2. Different NB variants match different data distributions (Gaussian, Multinomial, Bernoulli, etc.).
3. We used **Pipelines** + **ColumnTransformer** to handle numeric/categorical features.
4. We tested multiple NB variants on a numeric+categorical dataset (penguins). **GaussianNB** is more suitable for numeric.
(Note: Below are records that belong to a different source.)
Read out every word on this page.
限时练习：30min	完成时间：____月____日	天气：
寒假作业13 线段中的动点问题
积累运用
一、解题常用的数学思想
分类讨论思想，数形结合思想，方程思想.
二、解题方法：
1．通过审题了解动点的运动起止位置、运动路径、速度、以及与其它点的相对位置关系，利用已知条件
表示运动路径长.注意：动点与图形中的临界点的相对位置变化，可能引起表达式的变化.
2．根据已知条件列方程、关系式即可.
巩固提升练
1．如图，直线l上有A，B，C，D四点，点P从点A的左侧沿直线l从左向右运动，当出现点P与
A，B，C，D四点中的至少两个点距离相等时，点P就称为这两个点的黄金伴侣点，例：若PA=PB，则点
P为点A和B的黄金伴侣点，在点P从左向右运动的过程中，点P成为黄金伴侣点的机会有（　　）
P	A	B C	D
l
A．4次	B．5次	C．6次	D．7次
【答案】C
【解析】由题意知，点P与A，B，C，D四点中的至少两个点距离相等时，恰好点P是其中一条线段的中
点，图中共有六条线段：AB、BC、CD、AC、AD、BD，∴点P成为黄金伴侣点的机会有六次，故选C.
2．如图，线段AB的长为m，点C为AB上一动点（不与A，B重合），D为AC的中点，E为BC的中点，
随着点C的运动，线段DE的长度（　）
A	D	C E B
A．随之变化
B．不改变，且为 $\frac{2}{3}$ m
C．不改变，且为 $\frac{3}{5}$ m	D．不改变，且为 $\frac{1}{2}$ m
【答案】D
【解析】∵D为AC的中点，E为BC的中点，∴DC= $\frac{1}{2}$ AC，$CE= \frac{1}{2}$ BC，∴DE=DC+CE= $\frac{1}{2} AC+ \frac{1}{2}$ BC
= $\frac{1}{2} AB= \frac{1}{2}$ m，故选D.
Others can require data transformations.


## Summary Table

| **Section**                 | **Key Point**                                                           |
|----------------------------|-------------------------------------------------------------------------|
| Bayes’ Theorem            | Posterior = (Likelihood * Prior) / Evidence                              |
| Naive Assumption          | Features are conditionally independent given the class                   |
| NB Variants               | Gaussian, Multinomial, Bernoulli, Complement, Categorical                |
| Typical Use Cases         | Text classification, spam filtering, simple numeric tasks                |
| Advantages                | Fast, simple, works well in high-dim data, small training data           |
| Disadvantages             | Independence assumption often violated, can be zero-prob for new events  |
| Applications              | Spam filtering, sentiment analysis, medical diagnosis, credit scoring    |


### Key Takeaways
- NB is simple, fast, often used for text classification or small data.
- Always pick the variant that matches your feature distribution.
- Pipelines + ColumnTransformer keep code organized.